We are currently witnessing the flourishing of all facets of social ties in our society, which can be compared with the cross section of a water melon, thanks to the so-called Lee Yong-ho scandal.

As if a scenario of this scandal were written in advance, all kinds of social relationships are appearing on stage and such ties are interwoven throughout various links.

Mr. Lee searched for influential figures from his home province to gain influence. He mobilized his alumni to introduce him to influential figures. Then he took advantage of blood ties to seek such connections. Then he glued those ties together into a common interest group by offering material benefits like drinks, golf excursions and jobs.

These social ties from cronyism or region-based connections are not a new phenomenon. Past authoritarian regimes paid allegiance to these very region-based connections.

Those who called themselves victims under the authoritarian regimes and later urged people to cleanse themselves of such regionalism established the Kim Dae-jung administration. But I feel disappointed and sorrowful to see corrupt cronyism rampage more boldly and broadly under the very people who vowed to stamp it out.

Politicians from the Cholla provinces who have fought for democracy against authoritarianism will be embarrassed at the possibility that their struggle for democracy may be evaluated as just an effort to snatch power from politicians who hail from the Kyongsang provinces and claim their own share of pie.

For the last three and a half years the current administration has failed to wipe out regionalism and cronyism, contrary to people's expectations. No matter who is sworn in as president or from where, cronyism grounded on region-based connections repeats its ugly reality.

Actually, we cannot blame a certain person. In our social climate, one who has many personal connections can outdo one who has ability alone.

People may value more a person who went to jail instead of revealing secrets about his seniors than a person who abides by laws. Alumni gatherings and meetings of people from the same region are unusually frequent.

When social ties are combined with a low-level of morality, cronyism, whereby each group looks out for its own interests, will be repeated no matter how many times administrations change, as we witnessed in the Lee Yong-ho scandal.

Cronyism is one reason election campaigns have become depraved, a life and death struggle, like a war. Winners of elections take all and losers lose everything when cronyism prevails in society.

People sneering at politics say the presidential post is the biggest source of graft and positions based on selfish interest and a presidential election is a battle over the right to graft, even though politicians may polish the elections with rosy remarks. Reflecting on our political history, it is hard to refute this assertion.

If we want to prevent corrupt politics from repeating itself, we should not just sit down and deplore the shameful scandals. We should all stand up and weed out regionalism that is the basis of cronyism. If we do so, the ruling and opposition camps together can meet the coming elections scheduled for next year with composure.

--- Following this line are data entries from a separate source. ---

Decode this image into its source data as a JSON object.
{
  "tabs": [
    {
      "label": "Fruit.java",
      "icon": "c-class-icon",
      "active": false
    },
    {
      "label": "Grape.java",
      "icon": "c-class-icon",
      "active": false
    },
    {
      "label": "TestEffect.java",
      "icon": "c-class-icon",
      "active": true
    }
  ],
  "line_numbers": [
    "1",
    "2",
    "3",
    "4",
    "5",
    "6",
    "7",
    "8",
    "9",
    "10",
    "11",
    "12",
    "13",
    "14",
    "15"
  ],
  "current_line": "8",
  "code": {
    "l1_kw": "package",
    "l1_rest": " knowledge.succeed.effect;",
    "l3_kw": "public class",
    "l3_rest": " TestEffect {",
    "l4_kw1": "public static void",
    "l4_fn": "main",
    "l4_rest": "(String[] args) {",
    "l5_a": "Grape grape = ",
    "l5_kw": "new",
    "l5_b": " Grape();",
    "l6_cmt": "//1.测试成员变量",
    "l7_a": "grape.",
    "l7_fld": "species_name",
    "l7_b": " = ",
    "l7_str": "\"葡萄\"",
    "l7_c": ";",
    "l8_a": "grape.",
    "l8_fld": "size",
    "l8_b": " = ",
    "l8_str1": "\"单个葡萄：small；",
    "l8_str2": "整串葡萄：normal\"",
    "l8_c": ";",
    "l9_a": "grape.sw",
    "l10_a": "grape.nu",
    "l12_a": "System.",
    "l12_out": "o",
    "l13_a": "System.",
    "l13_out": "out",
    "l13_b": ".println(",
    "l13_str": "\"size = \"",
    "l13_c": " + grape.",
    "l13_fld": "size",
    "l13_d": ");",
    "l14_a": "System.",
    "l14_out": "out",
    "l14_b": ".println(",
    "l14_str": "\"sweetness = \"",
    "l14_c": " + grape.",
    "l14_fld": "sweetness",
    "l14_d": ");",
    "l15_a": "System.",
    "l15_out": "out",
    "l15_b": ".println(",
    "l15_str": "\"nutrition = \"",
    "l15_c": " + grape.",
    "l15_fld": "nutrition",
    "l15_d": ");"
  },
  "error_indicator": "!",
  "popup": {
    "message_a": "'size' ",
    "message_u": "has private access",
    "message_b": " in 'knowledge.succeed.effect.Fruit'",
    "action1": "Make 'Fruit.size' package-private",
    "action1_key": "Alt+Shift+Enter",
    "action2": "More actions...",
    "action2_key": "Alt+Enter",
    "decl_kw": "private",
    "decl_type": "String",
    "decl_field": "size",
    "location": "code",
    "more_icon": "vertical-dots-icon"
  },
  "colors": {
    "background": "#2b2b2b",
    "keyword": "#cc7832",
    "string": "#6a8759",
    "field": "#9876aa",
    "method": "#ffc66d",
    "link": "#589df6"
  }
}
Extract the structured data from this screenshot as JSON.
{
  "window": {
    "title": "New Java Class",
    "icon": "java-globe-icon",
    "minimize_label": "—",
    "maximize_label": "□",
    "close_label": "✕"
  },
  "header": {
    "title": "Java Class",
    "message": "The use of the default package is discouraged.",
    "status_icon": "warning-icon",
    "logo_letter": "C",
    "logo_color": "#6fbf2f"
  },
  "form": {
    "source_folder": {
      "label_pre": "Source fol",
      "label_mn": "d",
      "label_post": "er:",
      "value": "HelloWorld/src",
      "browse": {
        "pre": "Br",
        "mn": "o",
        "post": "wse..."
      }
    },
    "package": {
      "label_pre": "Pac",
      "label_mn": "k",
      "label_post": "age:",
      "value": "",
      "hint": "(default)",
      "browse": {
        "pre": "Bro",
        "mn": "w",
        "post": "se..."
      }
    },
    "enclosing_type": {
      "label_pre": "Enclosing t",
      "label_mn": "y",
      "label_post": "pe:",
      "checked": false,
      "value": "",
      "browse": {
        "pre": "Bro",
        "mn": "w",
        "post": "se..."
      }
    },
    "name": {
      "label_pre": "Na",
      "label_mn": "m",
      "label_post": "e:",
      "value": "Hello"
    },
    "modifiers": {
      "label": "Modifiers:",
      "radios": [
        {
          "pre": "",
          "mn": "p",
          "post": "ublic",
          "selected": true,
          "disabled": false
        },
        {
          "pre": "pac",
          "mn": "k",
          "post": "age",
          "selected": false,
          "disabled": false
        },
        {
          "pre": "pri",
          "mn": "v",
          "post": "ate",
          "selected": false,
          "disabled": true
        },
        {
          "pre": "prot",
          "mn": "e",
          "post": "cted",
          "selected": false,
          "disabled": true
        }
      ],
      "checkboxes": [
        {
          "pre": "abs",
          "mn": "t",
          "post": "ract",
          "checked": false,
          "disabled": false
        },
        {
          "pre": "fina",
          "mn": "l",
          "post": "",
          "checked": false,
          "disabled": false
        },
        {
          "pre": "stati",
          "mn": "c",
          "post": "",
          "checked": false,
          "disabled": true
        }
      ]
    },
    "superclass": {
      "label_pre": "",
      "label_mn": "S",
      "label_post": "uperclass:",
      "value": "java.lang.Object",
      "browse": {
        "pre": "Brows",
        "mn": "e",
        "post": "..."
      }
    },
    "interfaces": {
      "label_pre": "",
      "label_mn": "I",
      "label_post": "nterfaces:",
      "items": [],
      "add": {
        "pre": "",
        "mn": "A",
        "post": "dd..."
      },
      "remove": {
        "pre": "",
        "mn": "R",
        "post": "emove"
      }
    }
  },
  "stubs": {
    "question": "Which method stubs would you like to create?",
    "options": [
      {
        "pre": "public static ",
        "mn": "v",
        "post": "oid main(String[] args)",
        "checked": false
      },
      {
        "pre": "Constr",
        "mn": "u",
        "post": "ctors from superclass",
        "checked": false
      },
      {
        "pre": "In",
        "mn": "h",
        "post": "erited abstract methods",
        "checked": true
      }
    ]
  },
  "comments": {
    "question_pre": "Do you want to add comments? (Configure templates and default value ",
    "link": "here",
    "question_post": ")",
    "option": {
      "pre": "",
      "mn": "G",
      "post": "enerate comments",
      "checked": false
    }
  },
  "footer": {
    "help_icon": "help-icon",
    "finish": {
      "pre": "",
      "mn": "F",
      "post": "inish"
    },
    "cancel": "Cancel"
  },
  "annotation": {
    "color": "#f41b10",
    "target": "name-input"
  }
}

In terms of economics, cronyism thrives in the soil of monopoly, the absence of competition and preferential treatment. There is no room for cronyism in international tenders and transactions in which businesses compete openly on price, technology and credit.

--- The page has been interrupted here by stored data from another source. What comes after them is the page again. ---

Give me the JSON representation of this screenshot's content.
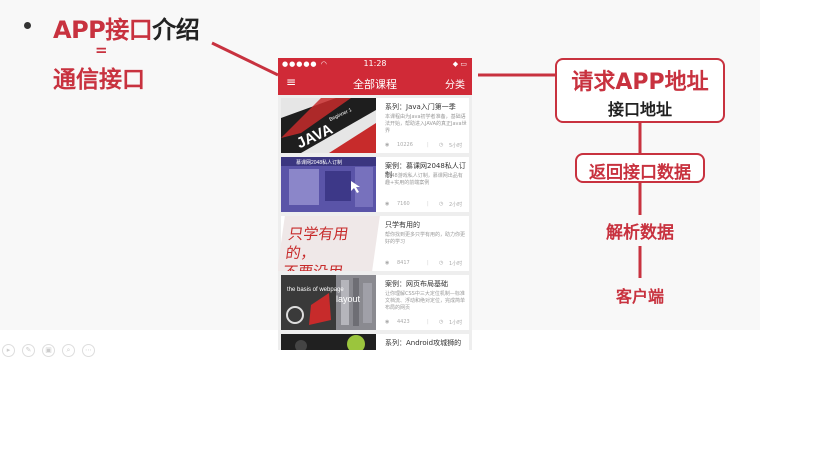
{
  "slide": {
    "title_highlight": "APP接口",
    "title_rest": "介绍",
    "equals": "=",
    "subtitle": "通信接口"
  },
  "phone": {
    "status": {
      "signal": "●●●●● ◠",
      "time": "11:28",
      "battery": "◆ ▭"
    },
    "nav": {
      "menu_icon": "≡",
      "title": "全部课程",
      "category": "分类"
    },
    "cards": [
      {
        "title": "系列：Java入门第一季",
        "desc": "本课程由为Java初学者准备，基础语法开始，帮助进入JAVA的真正Java世界",
        "users": "10226",
        "chapters": "5小时"
      },
      {
        "title": "案例：慕课网2048私人订制",
        "desc": "2048游戏私人订制，慕课网出品有趣+实用的前端案例",
        "users": "7160",
        "chapters": "2小时"
      },
      {
        "title": "只学有用的",
        "desc": "帮你找到更多只学有用的，助力你更好的学习",
        "users": "8417",
        "chapters": "1小时"
      },
      {
        "title": "案例：网页布局基础",
        "desc": "让你理解CSS中三大定位机制—标准文档流、浮动和绝对定位，完成简单布局的网页",
        "users": "4423",
        "chapters": "1小时"
      },
      {
        "title": "系列：Android攻城狮的",
        "desc": "",
        "users": "",
        "chapters": ""
      }
    ],
    "thumbs": {
      "java_text": "JAVA",
      "java_sub": "Beginner 1",
      "game_text": "慕课网2048私人订制",
      "xue_line1": "只学有用的，",
      "xue_line2": "不要没用的！",
      "web_line1": "the basis of webpage",
      "web_line2": "layout"
    }
  },
  "flow": {
    "request": "请求APP地址",
    "request_sub": "接口地址",
    "return": "返回接口数据",
    "parse": "解析数据",
    "client": "客户端"
  },
  "colors": {
    "accent": "#c8323f",
    "phone_bar": "#d02a37"
  },
  "toolbar_icons": [
    "play-icon",
    "pen-icon",
    "screen-icon",
    "zoom-icon",
    "more-icon"
  ]
}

Unfortunately, prosecutors have been implicated without fail in almost every scandal exposed in the past administrations. The reason can be found in the fact that the prosecution is a non-competitive, exclusive and closed organization and functions as an indictment monopoly, indictment at its discretion, a closed personnel management system and a top-down order system.

There is a reason why cronyism is rampant in our political arena. The vested politicians enjoy their monopolistic prestige by setting a high barrier that blocks newcomers from entering the political arena. In addition, the organizations and operations of the political parties are strictly unilateral monopolies.

Recently, the Seoul Metropolitan Government made public how it has carried out various civil petitions on its Web site and succeeded in getting rid of complaints from citizens and corruption. This success is a hint at how to eradicate cronyism.

Politics, administration, law enforcement agencies and courts should all change their organization and management into competitive, open and pluralistic operations. This is the way to uproot cronyism.


The writer is a senior editorial writer of the JoongAng Ilbo.